IRS Direct Pay allows you to schedule a payment to be deducted directly from your checking or savings account. There is no registration required, no fees, and you can do it all from the IRS website. Direct pay also gives you instant confirmation after your payment has been made. You can also schedule a payment to be made anytime up until your tax is due.
If you prefer to pay by debit or credit card, the IRS has several approved payment processors available who can take a tax payment online, by phone, or in some cases on your mobile device. These third-party payment processors do charge a processing fee which vary by provider.
If you are using E–file to send in your tax return, you can pay electronically at the time you file. You can schedule this payment via electronic funds withdrawal from your bank account. Payments can be scheduled any time after your filing, and as long as it's before the due date it will be considered as on time by the IRS.
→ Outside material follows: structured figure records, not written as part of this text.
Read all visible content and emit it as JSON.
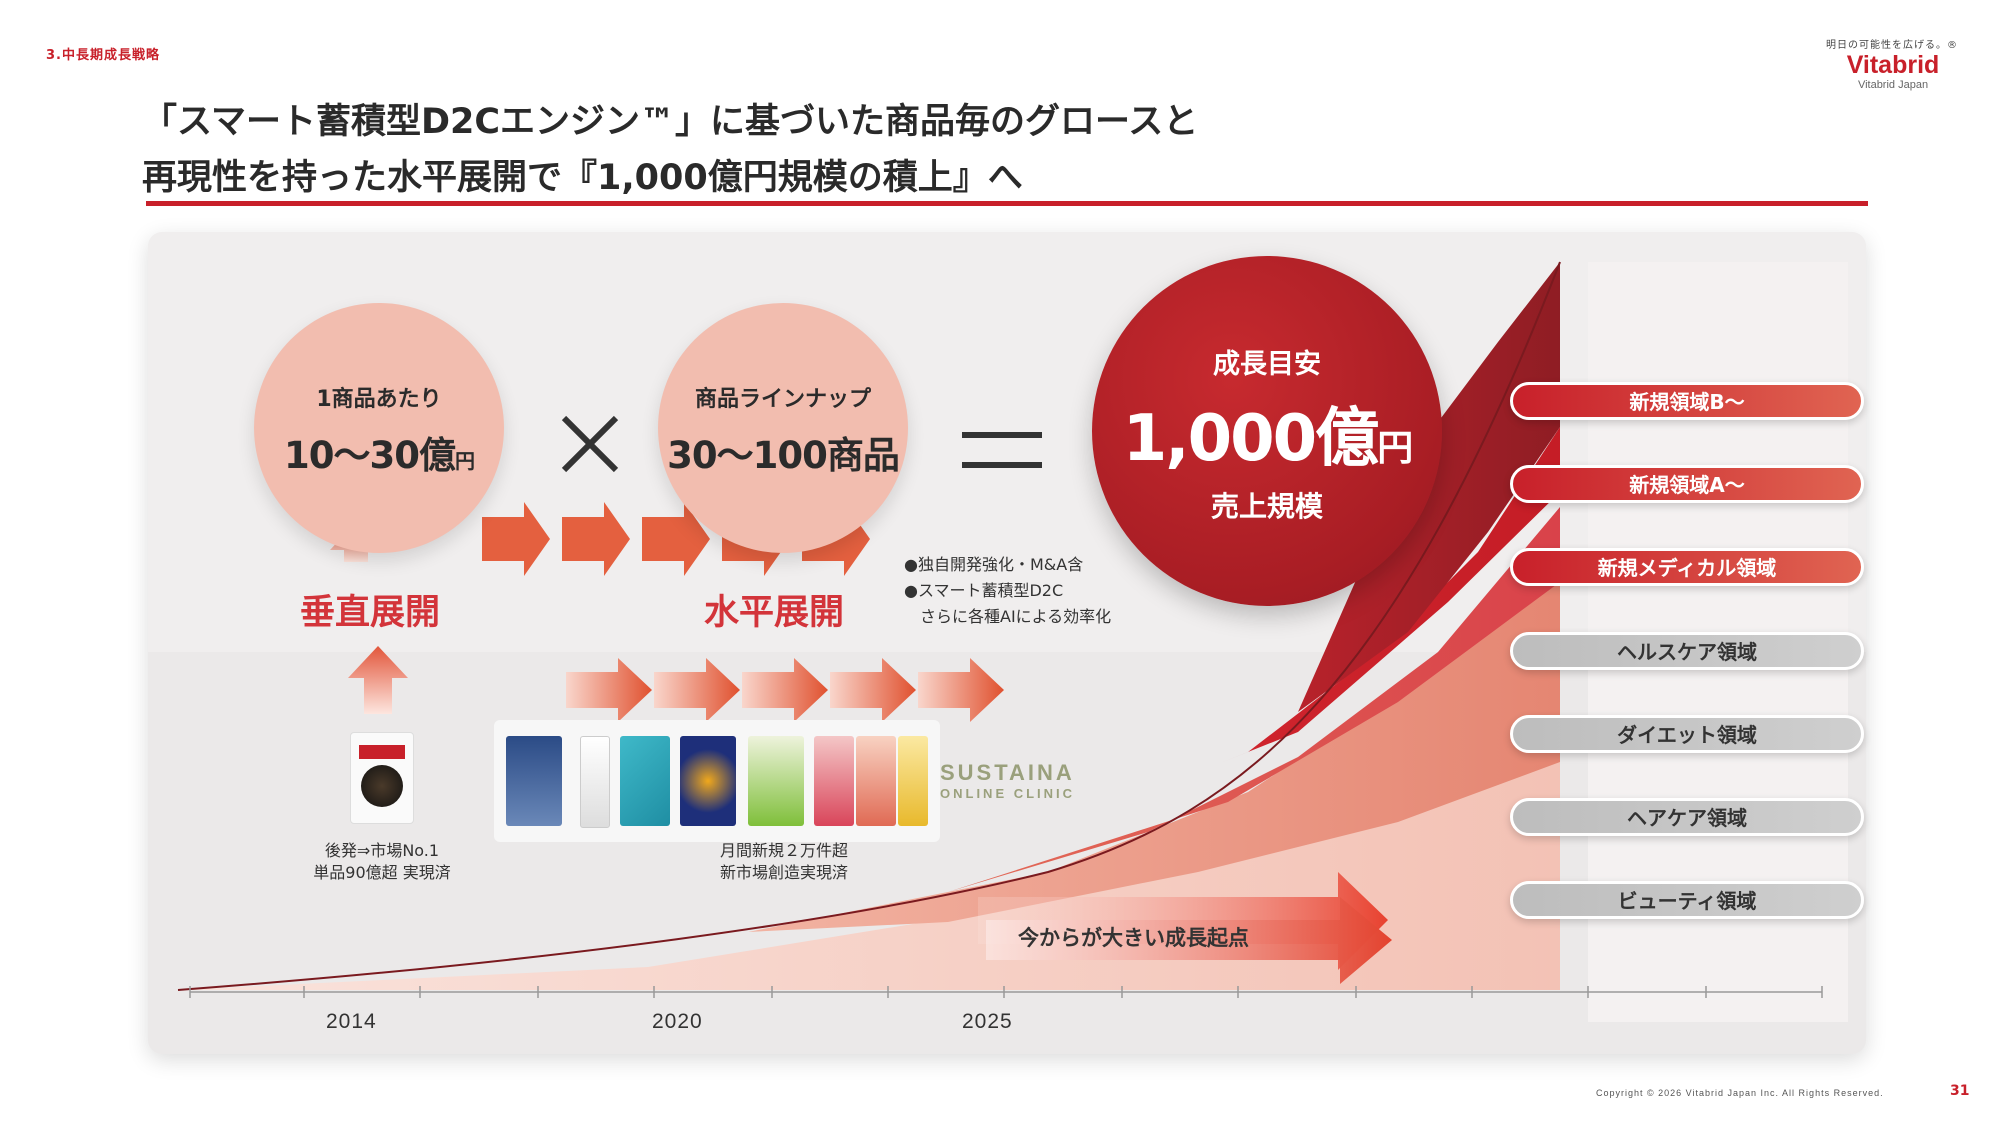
{
  "section_label": "3.中長期成長戦略",
  "logo": {
    "tagline": "明日の可能性を広げる。®",
    "brand": "Vitabrid",
    "sub": "Vitabrid Japan"
  },
  "title": {
    "line1": "「スマート蓄積型D2Cエンジン™」に基づいた商品毎のグロースと",
    "line2": "再現性を持った水平展開で『1,000億円規模の積上』へ"
  },
  "circles": {
    "per_product": {
      "label": "1商品あたり",
      "value": "10〜30億",
      "unit": "円"
    },
    "lineup": {
      "label": "商品ラインナップ",
      "value": "30〜100商品"
    },
    "target": {
      "label": "成長目安",
      "value": "1,000億",
      "unit": "円",
      "sub": "売上規模"
    }
  },
  "operators": {
    "times": "times-icon",
    "equals": "equals-icon"
  },
  "expansion": {
    "vertical": "垂直展開",
    "horizontal": "水平展開"
  },
  "notes": [
    "●独自開発強化・M&A含",
    "●スマート蓄積型D2C",
    "　さらに各種AIによる効率化"
  ],
  "captions": {
    "vertical": [
      "後発⇒市場No.1",
      "単品90億超 実現済"
    ],
    "horizontal": [
      "月間新規２万件超",
      "新市場創造実現済"
    ]
  },
  "sustaina": {
    "line1": "SUSTAINA",
    "line2": "ONLINE CLINIC"
  },
  "growth_callout": "今からが大きい成長起点",
  "segments": [
    {
      "label": "新規領域B〜",
      "style": "red"
    },
    {
      "label": "新規領域A〜",
      "style": "red"
    },
    {
      "label": "新規メディカル領域",
      "style": "red"
    },
    {
      "label": "ヘルスケア領域",
      "style": "grey"
    },
    {
      "label": "ダイエット領域",
      "style": "grey"
    },
    {
      "label": "ヘアケア領域",
      "style": "grey"
    },
    {
      "label": "ビューティ領域",
      "style": "grey"
    }
  ],
  "years": [
    "2014",
    "2020",
    "2025"
  ],
  "colors": {
    "accent": "#c8202a",
    "circle_light": "#f2bdaf",
    "arrow": "#e05a3e"
  },
  "copyright": "Copyright © 2026 Vitabrid Japan Inc. All Rights Reserved.",
  "page_number": "31"
}
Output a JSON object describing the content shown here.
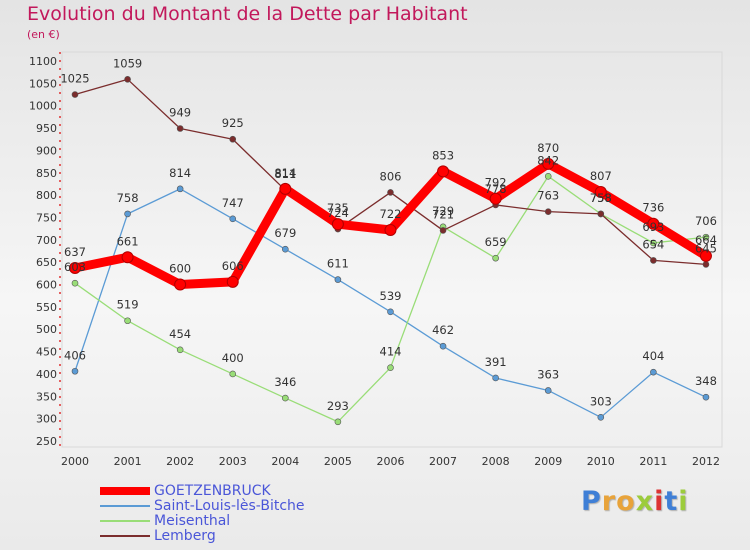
{
  "title": "Evolution du Montant de la Dette par Habitant",
  "subtitle": "(en €)",
  "logo": "Proxiti",
  "chart_data": {
    "type": "line",
    "title": "Evolution du Montant de la Dette par Habitant",
    "subtitle": "(en €)",
    "x": [
      "2000",
      "2001",
      "2002",
      "2003",
      "2004",
      "2005",
      "2006",
      "2007",
      "2008",
      "2009",
      "2010",
      "2011",
      "2012"
    ],
    "yticks": [
      250,
      300,
      350,
      400,
      450,
      500,
      550,
      600,
      650,
      700,
      750,
      800,
      850,
      900,
      950,
      1000,
      1050,
      1100
    ],
    "ylim": [
      250,
      1100
    ],
    "grid": false,
    "legend_position": "bottom-left",
    "series": [
      {
        "name": "GOETZENBRUCK",
        "color": "#ff0000",
        "values": [
          637,
          661,
          600,
          606,
          814,
          735,
          722,
          853,
          792,
          870,
          807,
          736,
          664
        ]
      },
      {
        "name": "Saint-Louis-lès-Bitche",
        "color": "#5b9bd5",
        "values": [
          406,
          758,
          814,
          747,
          679,
          611,
          539,
          462,
          391,
          363,
          303,
          404,
          348
        ]
      },
      {
        "name": "Meisenthal",
        "color": "#99dd77",
        "values": [
          603,
          519,
          454,
          400,
          346,
          293,
          414,
          729,
          659,
          842,
          758,
          693,
          706
        ]
      },
      {
        "name": "Lemberg",
        "color": "#7b2d2d",
        "values": [
          1025,
          1059,
          949,
          925,
          811,
          724,
          806,
          721,
          778,
          763,
          758,
          654,
          645
        ]
      }
    ]
  }
}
If none of the electronic options appeal to you, you can do it the old-fashioned way and send a check or money order to the IRS. The check should be made payable to the U.S. Treasury, and should list your Social Security number on the front of the payment. Also included the tax year and related tax form, for instance form 1040. You should never send cash through the mail, and be sure you do not staple or clip your check to the tax form.
If you aren't able to pay the amount you owe by the due date, the IRS offers payment agreements that allow you to pay your tax liability over a period of time. Use the tool at IRS.gov to apply for an installment agreement, which you can configure for automatic payments or manual processing.
The State of California also offers a variety of payment methods, including web pay through the CA.gov website, credit card payment through an authorized third-party provider (which will charge a fee for the service), Western Union, or the traditional check or money order. If necessary, you can pay with cash at the Sacramento or Santa Ana field offices of the Franchise Tax Board. The State also offers payment plans for those who qualify.
Remember that even if you can't pay the tax you owe, you should still file your returns by the due date in order to avoid late filing penalties. Filing an extension will give you more time to file your return, but not to pay any tax due. If you're filing an extension, you should still use one of the above methods to pay an estimated amount that you owe.